As the expenses associated with property ownership continue to escalate, many landlords have begun to pass their expenses onto their tenants through the use of rent increases. Since tenants very often cannot afford to pay the requested increases, New Jersey tenancy Courts are trying an alarming number of contested rent increase cases. In this week’s article, we will discuss some of the guidelines that may be employed by a Judge in determining the fairness of a proposed rent increase.

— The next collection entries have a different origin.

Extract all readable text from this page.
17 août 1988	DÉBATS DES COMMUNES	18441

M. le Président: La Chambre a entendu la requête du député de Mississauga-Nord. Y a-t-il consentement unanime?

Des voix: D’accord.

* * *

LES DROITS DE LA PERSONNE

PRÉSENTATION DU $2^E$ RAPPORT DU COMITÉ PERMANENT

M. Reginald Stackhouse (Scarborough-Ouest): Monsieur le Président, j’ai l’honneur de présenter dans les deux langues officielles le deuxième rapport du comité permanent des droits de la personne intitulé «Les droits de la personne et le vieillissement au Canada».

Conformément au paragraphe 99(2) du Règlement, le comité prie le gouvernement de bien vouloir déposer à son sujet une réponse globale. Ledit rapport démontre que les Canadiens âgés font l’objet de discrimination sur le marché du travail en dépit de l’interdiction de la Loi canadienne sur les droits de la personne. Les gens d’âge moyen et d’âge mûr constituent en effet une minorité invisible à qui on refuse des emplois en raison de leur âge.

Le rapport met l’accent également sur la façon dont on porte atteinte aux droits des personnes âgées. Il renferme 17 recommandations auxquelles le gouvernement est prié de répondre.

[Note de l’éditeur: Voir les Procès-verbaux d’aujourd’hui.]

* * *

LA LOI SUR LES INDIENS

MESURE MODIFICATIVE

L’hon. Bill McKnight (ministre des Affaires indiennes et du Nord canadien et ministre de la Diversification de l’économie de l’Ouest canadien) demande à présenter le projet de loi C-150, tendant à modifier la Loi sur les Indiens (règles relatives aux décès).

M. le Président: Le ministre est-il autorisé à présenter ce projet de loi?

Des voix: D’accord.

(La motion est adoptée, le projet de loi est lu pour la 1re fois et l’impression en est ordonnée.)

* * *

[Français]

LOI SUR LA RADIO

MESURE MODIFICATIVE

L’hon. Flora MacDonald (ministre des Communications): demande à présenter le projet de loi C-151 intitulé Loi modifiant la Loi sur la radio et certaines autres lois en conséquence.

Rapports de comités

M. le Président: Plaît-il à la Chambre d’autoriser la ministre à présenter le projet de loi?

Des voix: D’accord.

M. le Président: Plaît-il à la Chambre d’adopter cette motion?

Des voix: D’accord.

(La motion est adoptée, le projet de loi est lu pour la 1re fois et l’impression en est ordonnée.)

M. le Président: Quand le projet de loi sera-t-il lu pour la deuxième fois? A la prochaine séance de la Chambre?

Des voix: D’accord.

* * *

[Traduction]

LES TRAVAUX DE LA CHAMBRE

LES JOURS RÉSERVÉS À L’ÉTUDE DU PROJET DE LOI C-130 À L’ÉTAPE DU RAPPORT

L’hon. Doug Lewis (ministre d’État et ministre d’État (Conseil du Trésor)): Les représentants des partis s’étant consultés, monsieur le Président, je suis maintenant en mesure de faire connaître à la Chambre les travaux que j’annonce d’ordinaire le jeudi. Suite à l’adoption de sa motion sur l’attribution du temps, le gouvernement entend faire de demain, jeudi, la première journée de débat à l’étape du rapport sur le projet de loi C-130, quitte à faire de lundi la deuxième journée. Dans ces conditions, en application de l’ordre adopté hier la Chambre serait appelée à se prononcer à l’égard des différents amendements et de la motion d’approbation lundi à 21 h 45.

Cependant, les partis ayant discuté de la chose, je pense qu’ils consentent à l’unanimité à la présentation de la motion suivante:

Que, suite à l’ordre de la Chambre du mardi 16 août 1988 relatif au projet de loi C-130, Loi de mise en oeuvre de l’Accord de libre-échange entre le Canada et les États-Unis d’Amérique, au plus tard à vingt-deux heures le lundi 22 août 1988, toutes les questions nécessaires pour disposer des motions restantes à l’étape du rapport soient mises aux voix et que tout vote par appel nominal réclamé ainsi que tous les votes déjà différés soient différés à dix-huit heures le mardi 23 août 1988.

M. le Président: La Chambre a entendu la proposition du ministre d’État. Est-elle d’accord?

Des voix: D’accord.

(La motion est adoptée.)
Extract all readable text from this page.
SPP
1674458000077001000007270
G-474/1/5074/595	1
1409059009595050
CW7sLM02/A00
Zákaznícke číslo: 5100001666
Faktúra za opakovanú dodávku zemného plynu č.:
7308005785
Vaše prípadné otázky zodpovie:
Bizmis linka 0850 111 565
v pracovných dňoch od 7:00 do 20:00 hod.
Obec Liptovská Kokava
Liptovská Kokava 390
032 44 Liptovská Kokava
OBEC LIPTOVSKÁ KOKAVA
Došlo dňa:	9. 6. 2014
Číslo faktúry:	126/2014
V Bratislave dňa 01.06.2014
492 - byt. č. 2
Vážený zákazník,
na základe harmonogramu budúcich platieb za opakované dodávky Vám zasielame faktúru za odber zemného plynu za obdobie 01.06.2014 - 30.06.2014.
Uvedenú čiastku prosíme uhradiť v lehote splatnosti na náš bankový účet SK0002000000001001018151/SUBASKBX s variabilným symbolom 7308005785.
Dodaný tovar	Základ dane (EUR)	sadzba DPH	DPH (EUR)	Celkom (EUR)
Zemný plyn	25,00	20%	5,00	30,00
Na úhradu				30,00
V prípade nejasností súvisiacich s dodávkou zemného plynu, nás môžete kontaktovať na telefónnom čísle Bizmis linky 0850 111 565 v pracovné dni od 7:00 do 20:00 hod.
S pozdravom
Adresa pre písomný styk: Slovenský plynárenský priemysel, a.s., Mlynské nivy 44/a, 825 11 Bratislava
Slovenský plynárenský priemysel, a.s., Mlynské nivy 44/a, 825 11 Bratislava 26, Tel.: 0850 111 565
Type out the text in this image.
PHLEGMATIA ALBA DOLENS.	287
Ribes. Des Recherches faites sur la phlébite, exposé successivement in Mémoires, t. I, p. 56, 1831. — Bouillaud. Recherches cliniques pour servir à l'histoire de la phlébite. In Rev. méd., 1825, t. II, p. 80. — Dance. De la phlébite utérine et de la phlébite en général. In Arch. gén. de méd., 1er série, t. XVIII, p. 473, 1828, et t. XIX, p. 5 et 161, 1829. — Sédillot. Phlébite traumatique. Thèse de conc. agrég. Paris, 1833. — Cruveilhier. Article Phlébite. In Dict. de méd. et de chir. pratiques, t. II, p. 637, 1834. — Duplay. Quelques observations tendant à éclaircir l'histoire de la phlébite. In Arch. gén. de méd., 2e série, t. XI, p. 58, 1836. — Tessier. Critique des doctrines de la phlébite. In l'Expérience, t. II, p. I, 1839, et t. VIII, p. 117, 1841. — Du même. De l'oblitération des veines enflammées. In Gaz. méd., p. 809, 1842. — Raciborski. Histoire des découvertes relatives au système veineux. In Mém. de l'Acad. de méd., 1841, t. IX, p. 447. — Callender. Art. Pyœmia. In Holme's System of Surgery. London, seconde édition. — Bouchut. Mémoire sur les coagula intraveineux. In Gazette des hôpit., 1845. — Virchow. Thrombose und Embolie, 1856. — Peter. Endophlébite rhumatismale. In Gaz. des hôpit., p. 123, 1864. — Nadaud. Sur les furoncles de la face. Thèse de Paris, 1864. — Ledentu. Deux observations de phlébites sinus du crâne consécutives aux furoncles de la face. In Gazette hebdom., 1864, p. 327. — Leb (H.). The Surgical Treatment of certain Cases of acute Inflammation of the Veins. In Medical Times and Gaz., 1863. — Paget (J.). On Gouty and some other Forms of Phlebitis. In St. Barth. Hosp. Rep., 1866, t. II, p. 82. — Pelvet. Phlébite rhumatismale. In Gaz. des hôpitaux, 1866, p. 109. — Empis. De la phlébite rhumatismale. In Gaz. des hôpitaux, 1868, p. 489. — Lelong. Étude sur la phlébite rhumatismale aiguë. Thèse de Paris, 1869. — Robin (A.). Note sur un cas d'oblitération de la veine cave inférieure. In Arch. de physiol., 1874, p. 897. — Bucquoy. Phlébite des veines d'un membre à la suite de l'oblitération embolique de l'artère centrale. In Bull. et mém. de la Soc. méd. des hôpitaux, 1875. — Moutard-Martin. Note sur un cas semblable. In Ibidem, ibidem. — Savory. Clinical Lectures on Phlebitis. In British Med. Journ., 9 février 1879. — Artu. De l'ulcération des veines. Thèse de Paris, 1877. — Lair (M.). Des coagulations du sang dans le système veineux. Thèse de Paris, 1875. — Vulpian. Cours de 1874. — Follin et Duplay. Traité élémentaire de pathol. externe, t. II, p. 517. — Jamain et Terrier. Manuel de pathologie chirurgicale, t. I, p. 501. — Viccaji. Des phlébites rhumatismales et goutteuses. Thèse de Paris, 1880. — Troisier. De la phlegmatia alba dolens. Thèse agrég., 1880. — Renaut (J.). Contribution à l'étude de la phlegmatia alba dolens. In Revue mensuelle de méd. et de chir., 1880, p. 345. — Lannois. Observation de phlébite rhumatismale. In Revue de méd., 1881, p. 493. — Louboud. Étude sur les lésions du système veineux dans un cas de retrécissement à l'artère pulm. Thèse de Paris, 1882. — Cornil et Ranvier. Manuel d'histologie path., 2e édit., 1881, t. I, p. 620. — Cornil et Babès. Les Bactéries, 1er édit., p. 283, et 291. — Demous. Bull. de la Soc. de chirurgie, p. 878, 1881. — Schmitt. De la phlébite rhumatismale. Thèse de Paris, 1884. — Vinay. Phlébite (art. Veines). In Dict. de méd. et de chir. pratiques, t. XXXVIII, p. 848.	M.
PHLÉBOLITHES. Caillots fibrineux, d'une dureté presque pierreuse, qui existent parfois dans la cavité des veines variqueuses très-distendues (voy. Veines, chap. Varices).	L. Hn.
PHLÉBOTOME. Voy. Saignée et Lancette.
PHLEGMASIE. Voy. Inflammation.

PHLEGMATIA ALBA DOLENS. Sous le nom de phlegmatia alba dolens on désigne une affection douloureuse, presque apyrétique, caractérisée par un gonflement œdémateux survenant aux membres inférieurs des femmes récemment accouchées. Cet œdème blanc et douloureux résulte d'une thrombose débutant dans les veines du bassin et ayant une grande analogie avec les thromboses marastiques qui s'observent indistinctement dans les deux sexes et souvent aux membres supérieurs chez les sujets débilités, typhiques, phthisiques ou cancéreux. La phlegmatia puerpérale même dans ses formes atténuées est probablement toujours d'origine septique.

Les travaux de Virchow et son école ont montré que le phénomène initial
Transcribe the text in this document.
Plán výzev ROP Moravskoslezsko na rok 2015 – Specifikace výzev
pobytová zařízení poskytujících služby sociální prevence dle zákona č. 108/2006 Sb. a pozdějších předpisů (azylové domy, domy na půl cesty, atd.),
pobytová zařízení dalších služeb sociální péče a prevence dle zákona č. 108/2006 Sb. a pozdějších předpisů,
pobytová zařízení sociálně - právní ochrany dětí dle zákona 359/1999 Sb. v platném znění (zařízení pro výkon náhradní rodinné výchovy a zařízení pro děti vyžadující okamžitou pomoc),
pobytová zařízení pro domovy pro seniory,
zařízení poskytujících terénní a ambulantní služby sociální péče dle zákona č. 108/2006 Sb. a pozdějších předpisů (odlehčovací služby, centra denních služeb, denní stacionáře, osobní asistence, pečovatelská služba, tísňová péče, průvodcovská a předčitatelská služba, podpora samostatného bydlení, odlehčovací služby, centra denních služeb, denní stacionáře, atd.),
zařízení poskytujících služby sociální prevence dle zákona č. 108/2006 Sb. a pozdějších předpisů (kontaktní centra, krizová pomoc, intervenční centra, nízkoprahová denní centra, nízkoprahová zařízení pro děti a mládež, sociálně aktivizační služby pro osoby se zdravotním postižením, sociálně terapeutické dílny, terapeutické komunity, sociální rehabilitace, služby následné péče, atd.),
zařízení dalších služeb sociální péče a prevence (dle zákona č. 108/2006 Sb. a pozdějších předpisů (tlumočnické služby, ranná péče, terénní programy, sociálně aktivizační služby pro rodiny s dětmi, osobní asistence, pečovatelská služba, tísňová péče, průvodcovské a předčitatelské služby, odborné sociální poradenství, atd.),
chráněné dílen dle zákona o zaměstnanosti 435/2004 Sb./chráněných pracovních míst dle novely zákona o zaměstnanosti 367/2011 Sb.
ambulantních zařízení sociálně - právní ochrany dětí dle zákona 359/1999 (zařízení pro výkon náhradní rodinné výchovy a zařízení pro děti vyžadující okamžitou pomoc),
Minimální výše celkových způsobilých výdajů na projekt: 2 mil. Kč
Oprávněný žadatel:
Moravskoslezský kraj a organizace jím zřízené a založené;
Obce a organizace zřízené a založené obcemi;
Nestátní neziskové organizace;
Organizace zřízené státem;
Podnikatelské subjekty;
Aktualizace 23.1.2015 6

What Constitutes an Unconscionable Rent Increase?
Under New Jersey law, the burden of proof is then upon the landlord to demonstrate that a proposed rent increase is not unconscionable. The question then becomes how to define the word “unconscionable.” In the matter of Fromet Properties Inc. v. Buel, et. al., 294 N.J. Super 601 (App. Div. 1996), the Court set forth the following 5 factors in determining the unconscionability of a rent increase:

1. The amount of the proposed rent increase;
2. The landlord’s expenses and profitability;
3. How the existing and proposed rents compare to rents charged in similar rental properties in the area;
4. The relative bargaining position of the parties 5. Based on the Judge’s knowledge, whether the rent increase would shock the conscience of a reasonable person
The first factor, which looks at the amount of the proposed rent increase, is no longer given as much weight as it previously was, primarily because it would essentially force a landlord, who had given a “sweetheart deal” to a tenant in the past, to continue to subsidize the tenant into perpetuity. While it has been widely believed by many tenants that rent increases are limited to a certain percentage per year, the New Jersey legislature has not enacted any such statute. However, some municipalities do have rent control ordinances, and landlords owning property in those towns should familiarize themselves with the ordinances before sending any proposed rent increase notifications to their tenants.

With regard to the third criterion, which is given an overwhelming amount of deference at the rent increase trials I have been a part of, it is clear that the best evidence of comparable rents is other rents from within the same building or complex. The apartments within a complex tend to be similar in quality, amenities and certainly in location. But very often, the rent increase trial involves a stand alone unit such as a house, or an apartment over a store. In these cases, landlords should be prepared to present testimony of rents from comparable rental units within the same general geographic location. Sometimes, it may be cost effective to hire a real estate appraiser to prepare a market analysis and testify at trial.